Giuseppe Fraticelli, assessore alla Cultura della provincia di Viterbo

Giuseppe Fraticelli, assessore alla Cultura della provincia di Viterbo 

Viterbo – Domani, giovedì 19 marzo, alle 11 al il monastero delle Clarisse nella sala del Pellegrino, saranno presentate al pubblico dodici delle pergamene del monastero di Santa Rosa oggetto del restauro effettuato dal laboratorio di restauro della Provincia di Viterbo a cura di Maria Graziella Cattafi.

Le dodici pergamene rientrano nel fondo pergamenaceo denominato “Le pergamene del monastero di Santa Rosa” costituito da quaranta esemplari manoscritti, dei quali quindici risalgono al XIII secolo, ventuno al XIV e quattro al XV secolo.

Il fondo è stato trasferito nel corso dell’anno 2002 dall’Archivio di Stato di Roma a quello di Viterbo. Le pergamene costituiscono un’ importante fonte per la conoscenza delle condizioni di vita della città di Viterbo in un periodo che va dal XIII al XV secolo. Non contengono solo informazioni relative al monastero ma anche atti relativi a privati.

Interverranno il presidente della Provincia Marcello Meroi e l’assessore provinciale alla Cultura Giuseppe Fraticelli, la traduttrice del Centro Studi “Santa Rosa da Viterbo” Eleonora Rava e Attilio Bartoli Langeli dell’Istituto Storico Italiano per il Medioevo che illustreranno il complesso dei testi e l’archivio. Infine la coordinatrice tecnica del Laboratorio di Restauro della Provincia di Viterbo Paolo Sannucci descriverà gli interventi che hanno permesso la conservazione dei preziosi documenti.

Le 12 pergamene resteranno esposte al pubblico dal 19 al 22 marzo nel complesso del Monastero.

“E’ con grande piacere – hanno spiegato il presidente Meroi e l’assessore Fraticelli – che andiamo a presentare questo ennesimo intervento di restauro realizzato dal Laboratorio provinciale. Una realtà che si è rivelata essenziale in tutti questi anni per conservare e tramandare la memoria storica, unendo presente e passato e favorendo il contatto fra i cittadini di Viterbo e della Tuscia e il loro inestimabile patrimonio storico e culturale.

Il recupero ed il conseguente restauro delle dodici pergamene è stata un’altra sfida ambiziosa che gli operatori del Laboratorio hanno raccolto e vinto.

Perché – tengono a sottolineare Meroi e Fraticelli – prendere in mano opere d’arte e manoscritti antichi non è uno scherzo e senza la dovuta professionalità si corre il rischio di comprometterne definitivamente la qualità.
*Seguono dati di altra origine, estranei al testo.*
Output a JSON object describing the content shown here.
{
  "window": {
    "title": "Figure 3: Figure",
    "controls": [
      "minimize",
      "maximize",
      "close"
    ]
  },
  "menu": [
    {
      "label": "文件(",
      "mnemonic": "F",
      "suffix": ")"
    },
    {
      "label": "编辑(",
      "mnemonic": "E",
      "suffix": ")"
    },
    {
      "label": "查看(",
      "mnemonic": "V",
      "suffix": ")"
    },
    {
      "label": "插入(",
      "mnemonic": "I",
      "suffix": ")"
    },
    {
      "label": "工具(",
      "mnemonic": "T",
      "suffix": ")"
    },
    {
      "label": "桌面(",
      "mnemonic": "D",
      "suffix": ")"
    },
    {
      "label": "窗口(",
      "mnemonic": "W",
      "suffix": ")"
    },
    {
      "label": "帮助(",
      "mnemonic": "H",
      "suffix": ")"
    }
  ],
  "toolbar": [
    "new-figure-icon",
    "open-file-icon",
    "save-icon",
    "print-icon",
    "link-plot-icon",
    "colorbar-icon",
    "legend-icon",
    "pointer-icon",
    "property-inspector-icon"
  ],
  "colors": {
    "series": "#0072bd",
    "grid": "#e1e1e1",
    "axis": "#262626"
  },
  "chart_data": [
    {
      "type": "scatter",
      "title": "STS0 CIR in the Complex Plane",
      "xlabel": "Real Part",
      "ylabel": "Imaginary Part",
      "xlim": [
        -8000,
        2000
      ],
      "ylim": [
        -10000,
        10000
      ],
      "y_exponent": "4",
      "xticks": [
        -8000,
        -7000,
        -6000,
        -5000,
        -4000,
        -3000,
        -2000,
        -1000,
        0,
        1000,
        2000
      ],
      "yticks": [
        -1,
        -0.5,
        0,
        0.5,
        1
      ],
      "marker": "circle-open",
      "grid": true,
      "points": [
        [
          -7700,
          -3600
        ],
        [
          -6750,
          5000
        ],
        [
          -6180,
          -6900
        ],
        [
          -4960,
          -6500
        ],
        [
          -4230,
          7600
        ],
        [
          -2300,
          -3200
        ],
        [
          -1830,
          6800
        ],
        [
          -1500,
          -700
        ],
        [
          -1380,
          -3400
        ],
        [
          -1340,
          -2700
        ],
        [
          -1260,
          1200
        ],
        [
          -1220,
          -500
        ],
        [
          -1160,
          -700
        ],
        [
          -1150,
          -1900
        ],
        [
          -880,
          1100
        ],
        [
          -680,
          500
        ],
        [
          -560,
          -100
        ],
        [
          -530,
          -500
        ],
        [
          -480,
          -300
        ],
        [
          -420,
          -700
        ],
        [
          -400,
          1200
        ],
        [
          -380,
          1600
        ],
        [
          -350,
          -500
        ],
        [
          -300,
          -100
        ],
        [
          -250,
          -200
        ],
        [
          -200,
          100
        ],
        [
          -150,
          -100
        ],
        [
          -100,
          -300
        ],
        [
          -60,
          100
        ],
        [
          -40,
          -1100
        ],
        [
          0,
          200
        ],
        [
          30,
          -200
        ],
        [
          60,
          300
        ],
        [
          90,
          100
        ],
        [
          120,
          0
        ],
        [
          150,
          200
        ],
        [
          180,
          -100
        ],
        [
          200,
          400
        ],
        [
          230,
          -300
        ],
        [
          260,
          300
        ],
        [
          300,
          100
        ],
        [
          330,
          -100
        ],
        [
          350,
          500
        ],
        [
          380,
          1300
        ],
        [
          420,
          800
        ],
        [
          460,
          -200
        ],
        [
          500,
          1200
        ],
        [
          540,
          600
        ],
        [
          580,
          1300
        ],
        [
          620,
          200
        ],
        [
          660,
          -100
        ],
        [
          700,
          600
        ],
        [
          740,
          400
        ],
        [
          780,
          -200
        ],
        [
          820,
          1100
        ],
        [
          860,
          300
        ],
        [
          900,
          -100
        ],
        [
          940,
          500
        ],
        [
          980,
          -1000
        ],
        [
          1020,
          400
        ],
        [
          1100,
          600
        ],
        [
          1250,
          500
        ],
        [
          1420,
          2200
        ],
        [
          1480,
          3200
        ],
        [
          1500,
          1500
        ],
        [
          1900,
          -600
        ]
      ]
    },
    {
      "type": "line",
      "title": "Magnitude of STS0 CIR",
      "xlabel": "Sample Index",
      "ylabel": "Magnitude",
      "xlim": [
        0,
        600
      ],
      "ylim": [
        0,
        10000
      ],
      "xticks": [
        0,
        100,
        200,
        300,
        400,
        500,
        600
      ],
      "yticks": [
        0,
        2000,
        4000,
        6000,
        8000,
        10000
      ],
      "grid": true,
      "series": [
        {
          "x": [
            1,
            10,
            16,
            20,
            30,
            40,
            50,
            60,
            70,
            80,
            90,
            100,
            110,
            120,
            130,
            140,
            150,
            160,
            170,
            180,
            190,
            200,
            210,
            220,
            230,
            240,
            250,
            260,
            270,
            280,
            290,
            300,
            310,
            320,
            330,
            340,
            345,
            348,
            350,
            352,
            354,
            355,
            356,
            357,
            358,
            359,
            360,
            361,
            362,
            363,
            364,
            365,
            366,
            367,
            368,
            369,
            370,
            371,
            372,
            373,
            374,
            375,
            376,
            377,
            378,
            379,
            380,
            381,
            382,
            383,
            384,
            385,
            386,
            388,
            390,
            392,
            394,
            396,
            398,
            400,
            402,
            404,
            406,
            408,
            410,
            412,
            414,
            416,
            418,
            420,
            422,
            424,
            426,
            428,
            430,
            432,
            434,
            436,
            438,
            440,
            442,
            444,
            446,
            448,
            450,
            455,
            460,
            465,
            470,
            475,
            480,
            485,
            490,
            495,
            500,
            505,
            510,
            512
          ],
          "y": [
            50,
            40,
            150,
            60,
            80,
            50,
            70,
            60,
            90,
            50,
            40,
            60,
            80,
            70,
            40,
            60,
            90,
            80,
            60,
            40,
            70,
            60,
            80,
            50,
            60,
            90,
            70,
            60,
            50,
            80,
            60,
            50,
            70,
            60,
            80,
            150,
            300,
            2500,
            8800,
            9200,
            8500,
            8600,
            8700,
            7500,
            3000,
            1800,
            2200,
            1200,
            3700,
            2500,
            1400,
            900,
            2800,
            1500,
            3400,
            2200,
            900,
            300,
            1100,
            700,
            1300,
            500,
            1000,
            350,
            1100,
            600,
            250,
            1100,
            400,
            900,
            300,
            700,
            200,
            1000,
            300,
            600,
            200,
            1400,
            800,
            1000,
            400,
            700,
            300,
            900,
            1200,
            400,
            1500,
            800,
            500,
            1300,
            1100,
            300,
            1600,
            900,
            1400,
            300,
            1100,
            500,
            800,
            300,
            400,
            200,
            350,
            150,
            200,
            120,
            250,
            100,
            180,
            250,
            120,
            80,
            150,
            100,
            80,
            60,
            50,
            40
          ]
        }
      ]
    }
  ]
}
Un rischio questo che non hanno mai corso le opere che sono state affidate al Laboratorio provinciale, nelle mani esperte di quanti vi lavorano.

Ringraziamo la dottoressa Sannucci e tutti i suoi collaboratori per questo nuovo ambizioso progetto concluso positivamente. Per quanto ci riguarda – concludono – siamo fieri di aver contribuito in questi cinque anni alla crescita e allo sviluppo di questa straordinaria realtà territoriale che in tanti ci invidiano”.

Due di queste pergamene, risultano di particolare interesse per la città di Viterbo, poiché riguardano l’istituzione della processione di Santa Rosa nel giorno della sua celebrazione.

La prima pergamena, mm 490 x 170, riferisce infatti la proposta di uno dei Priori del Consiglio dei 24, Agostino Almadiani, di istituire in perpetuo la processione dei Priori del Popolo e dei Corpi delle Arti al Monastero di Santa Rosa portando luminarie nel giorno della Festa della Santa nel mese di settembre

La seconda, datata 15 aprile o maggio 1512, mm 400 x 350, ha per oggetto la riforma del Consiglio dei Quaranta del Comune di Viterbo scritta dal Cancelliere della ”magnifica Comunità della Città di Viterbo” Agostino del fu ser Bernardino di Viterbo, che convalida il documento in qualità di testimone e redattore.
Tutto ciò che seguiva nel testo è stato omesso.